LCpl Smart was with best friend Corporal Jason Barnes, 25, in the protection group for Lt Colonel Zac Stanning, commanding officer of 3 Yorks, when the village was raided.
The devices were marked and soldiers took detours to avoid them while making their way around compounds.
LCpl Smart said: “When we set off, a group of Americans started firing from the opposite side of the village to where we were heading, to create a diversion for insurgents.”
Troops parked and attempted to head into Shele Kalay on foot.
Soldiers asked villagers about the explosives discovered but residents said they had not been aware of them.
When 3 Yorks withdrew from the village in their armoured vehicles, one hit an IED and was damaged.
The next day, the commanding officer’s makeshift operations room at the camp was attacked while he was deciding the soldiers’ next move with the troops returning fire on suspected enemy positions.

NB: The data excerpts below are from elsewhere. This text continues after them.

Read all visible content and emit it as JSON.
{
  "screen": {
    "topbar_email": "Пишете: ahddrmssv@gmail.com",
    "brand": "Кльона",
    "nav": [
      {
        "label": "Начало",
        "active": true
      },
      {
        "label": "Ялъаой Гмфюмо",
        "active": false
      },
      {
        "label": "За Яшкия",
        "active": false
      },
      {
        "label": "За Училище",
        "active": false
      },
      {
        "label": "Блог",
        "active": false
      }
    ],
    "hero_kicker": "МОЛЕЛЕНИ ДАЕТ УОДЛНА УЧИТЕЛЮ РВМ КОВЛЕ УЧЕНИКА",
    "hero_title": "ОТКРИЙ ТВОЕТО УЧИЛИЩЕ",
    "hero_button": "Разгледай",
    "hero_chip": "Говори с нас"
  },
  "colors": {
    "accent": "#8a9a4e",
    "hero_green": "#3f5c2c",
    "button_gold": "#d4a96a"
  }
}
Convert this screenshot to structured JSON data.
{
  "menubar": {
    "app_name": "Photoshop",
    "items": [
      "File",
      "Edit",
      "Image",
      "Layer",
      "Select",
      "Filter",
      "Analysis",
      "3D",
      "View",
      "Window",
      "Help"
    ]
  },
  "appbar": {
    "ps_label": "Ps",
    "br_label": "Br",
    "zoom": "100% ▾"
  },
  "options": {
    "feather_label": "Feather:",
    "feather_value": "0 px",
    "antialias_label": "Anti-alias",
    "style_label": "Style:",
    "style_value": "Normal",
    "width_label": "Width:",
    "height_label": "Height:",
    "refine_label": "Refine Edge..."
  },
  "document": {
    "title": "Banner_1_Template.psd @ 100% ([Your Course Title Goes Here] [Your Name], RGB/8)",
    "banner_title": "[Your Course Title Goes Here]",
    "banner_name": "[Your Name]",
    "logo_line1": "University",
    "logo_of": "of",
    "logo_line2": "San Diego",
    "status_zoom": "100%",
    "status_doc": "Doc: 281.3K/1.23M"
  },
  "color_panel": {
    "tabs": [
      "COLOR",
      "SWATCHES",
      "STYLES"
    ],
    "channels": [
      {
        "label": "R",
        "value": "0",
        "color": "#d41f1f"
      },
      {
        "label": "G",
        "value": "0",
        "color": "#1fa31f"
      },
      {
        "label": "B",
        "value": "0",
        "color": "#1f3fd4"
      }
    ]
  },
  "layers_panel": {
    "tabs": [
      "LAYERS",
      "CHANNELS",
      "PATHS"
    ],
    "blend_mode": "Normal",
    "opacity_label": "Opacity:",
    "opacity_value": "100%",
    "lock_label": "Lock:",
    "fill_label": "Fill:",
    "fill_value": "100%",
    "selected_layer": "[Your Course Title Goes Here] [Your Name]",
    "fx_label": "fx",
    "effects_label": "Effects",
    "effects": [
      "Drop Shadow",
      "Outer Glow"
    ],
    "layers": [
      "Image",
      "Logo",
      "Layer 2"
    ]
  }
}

LCpl Smart, a vehicle gunner and linguist speaking Arabic and Pashto - the main language in southern Afghanistan - said: “We were apprehensive during the mission but had to stay focused at all times.”
Cpl Barnes, who drove one of the armoured vehicles, added: “Once we had returned to base we felt like we’d achieved something – but we were shattered.”
The operation at Shele Kalay was supported by other troops including Private Stuart Simpson, from Dinnington – whose father and brother work at The Star’s printing press.
Pte Simpson, 33, who helps run the radio network between troops, said: “My role was to ensure the soldiers on the ground could speak to each other as well as gathering information about what was going on during the operation.”